See the code below... explanations are in comments
$jobid = $_SESSION['SESS_MEMBER_JOB'];
// escape variables using mysql_real_escape_string
$data = "SELECT * FROM attributes WHERE jobid =".mysql_real_escape_string($jobid);
$attrRes = mysql_query($data) or die(mysql_error());
// I'm assuming you want all of the attributes return in this query in an array
$attributes = array();
while($row = mysql_fetch_assoc($attrRes)){
$attributes[] = $row;
}
// Now if you want the count we have all of the records in the attributes array;
$numAttributes = count($attributes);
// here is an example of how you can iterate through it..

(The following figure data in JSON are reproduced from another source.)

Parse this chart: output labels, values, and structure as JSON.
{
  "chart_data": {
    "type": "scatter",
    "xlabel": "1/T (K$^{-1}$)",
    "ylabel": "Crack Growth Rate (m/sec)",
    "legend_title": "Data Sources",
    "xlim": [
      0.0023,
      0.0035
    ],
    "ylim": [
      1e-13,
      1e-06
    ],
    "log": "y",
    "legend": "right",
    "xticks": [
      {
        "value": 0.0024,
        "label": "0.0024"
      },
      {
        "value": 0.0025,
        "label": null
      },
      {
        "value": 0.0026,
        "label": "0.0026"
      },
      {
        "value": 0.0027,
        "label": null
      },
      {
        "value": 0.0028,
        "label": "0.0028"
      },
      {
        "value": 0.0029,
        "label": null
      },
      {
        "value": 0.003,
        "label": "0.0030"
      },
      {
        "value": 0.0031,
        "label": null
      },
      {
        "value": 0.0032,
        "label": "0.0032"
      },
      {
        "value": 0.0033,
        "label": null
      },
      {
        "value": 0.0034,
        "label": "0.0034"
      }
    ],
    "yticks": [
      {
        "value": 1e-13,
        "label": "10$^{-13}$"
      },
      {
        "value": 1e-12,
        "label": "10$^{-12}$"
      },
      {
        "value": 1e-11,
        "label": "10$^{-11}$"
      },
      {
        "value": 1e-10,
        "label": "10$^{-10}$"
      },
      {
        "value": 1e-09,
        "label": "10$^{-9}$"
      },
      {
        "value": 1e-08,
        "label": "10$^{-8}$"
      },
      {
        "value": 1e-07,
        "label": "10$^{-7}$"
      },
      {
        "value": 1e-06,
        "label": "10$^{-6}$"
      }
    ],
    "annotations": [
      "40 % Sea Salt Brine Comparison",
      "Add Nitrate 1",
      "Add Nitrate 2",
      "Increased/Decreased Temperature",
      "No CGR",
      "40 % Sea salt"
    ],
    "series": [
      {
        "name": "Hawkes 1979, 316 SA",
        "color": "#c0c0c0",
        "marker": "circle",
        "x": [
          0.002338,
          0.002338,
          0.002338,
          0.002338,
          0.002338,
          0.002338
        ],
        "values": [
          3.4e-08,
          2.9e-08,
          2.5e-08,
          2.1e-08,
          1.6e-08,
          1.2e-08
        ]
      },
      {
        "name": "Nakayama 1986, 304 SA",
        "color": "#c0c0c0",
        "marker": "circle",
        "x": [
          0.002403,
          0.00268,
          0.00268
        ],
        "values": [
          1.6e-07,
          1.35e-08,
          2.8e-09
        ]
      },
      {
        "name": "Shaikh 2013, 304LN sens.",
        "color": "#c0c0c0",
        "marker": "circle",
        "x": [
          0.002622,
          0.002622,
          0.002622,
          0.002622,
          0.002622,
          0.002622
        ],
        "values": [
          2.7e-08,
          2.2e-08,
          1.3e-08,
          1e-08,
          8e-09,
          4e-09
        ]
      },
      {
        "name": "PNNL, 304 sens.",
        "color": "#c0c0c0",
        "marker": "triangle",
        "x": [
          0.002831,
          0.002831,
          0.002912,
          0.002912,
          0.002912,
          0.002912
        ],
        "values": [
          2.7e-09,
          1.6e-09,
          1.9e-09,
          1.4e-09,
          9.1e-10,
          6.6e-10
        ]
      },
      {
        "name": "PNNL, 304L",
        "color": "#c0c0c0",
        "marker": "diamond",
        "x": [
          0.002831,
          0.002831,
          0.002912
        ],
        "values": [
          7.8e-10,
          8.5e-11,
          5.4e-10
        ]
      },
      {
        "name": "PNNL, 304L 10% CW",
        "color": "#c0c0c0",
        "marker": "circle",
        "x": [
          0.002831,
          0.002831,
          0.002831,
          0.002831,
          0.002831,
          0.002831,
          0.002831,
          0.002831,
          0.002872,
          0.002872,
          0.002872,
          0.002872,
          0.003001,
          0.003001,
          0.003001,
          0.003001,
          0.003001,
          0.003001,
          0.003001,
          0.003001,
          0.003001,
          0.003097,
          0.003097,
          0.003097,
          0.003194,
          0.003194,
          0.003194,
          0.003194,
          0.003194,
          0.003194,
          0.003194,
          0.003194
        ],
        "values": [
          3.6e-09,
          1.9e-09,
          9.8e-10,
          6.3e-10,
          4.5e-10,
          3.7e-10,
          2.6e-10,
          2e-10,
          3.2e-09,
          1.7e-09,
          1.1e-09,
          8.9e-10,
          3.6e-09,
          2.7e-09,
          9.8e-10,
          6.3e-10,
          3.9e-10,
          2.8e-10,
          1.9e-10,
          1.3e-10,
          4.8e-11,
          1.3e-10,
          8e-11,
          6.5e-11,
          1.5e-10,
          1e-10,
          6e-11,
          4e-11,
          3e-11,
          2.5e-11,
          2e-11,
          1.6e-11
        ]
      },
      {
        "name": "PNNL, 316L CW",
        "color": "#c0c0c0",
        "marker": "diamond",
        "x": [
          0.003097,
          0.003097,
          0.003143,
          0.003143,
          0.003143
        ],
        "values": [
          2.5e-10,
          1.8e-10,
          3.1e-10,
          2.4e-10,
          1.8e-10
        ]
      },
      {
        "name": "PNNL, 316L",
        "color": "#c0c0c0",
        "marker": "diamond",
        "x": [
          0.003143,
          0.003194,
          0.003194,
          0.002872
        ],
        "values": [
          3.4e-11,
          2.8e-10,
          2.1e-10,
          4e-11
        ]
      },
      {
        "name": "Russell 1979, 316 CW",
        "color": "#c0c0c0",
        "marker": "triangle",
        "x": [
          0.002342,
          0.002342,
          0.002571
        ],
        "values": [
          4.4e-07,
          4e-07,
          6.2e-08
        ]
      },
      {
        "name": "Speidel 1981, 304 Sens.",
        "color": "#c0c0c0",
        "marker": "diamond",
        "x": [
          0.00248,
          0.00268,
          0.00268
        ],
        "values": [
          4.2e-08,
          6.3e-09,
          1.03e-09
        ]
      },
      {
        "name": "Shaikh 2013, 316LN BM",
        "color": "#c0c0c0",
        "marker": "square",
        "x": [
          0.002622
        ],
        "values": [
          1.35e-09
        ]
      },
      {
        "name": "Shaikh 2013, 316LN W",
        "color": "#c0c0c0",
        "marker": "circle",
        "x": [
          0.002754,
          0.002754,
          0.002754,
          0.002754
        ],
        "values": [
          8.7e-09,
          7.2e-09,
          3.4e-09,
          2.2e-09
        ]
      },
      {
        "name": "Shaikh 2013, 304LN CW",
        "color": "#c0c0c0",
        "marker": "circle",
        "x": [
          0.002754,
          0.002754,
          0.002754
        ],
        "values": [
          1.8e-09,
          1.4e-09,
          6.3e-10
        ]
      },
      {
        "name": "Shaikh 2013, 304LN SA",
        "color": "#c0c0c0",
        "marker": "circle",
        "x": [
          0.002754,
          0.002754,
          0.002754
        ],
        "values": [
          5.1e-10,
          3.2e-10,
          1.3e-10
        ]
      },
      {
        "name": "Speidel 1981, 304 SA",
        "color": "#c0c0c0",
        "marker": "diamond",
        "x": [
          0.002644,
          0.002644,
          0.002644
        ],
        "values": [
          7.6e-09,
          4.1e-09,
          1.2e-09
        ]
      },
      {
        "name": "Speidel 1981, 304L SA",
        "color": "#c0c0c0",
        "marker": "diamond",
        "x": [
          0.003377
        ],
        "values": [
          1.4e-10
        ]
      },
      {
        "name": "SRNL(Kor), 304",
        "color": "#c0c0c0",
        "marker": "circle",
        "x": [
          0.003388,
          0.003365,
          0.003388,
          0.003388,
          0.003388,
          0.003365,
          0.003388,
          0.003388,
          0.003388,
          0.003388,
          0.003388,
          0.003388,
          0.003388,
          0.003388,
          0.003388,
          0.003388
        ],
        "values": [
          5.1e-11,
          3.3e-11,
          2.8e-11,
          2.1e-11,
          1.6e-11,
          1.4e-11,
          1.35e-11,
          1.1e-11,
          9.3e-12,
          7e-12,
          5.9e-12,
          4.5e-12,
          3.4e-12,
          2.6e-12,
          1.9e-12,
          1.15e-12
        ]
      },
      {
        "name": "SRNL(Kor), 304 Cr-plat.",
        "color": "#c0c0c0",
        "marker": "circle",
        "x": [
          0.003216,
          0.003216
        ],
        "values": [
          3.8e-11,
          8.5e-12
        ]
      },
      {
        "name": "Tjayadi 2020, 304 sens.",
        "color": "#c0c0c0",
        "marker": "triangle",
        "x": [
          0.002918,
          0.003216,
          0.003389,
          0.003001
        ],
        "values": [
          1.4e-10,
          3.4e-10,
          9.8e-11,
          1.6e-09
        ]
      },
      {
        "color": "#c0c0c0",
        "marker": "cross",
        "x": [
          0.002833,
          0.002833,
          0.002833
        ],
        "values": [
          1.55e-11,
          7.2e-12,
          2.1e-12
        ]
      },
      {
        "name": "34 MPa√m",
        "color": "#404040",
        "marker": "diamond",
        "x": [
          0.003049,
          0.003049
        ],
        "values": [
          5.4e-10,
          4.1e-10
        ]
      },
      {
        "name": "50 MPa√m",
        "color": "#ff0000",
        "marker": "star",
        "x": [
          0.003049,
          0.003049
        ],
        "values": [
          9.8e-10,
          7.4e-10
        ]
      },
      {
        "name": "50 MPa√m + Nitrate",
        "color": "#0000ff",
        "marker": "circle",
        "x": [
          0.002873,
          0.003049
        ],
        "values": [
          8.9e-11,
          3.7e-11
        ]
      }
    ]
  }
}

print "<p>Found ".$numAttributes." attributes</p>";
print "<table>";
foreach($attributes as $row){
print "<tr>";
foreach ($row as $cell){
print "<td>".$cell."</td>";
}
print "</tr>";
}
print "</table>";
Try this
<?php
$jobid = $_SESSION['SESS_MEMBER_JOB'];
$data = "SELECT * FROM attributes WHERE jobid =$jobid";
$attribid = mysql_query($data) or die(mysql_error);
$count=mysql_num_rows($attribid);
echo $count;
?>
try this
$jobid = $_SESSION['SESS_MEMBER_JOB'];
$data = "SELECT *FROM attributes WHERE jobid =$jobid";
$attribid = mysql_query($data) or die(mysql_error);
$count = "SELECT count(*) FROM attributes WHERE jobid = $jobid";
$database_count = mysql_query($count);
//Declare the Array
$DuetiesDesc = array();
$database_count=mysql_fetch_assoc($database_count);
echo $database_count['count(*)'];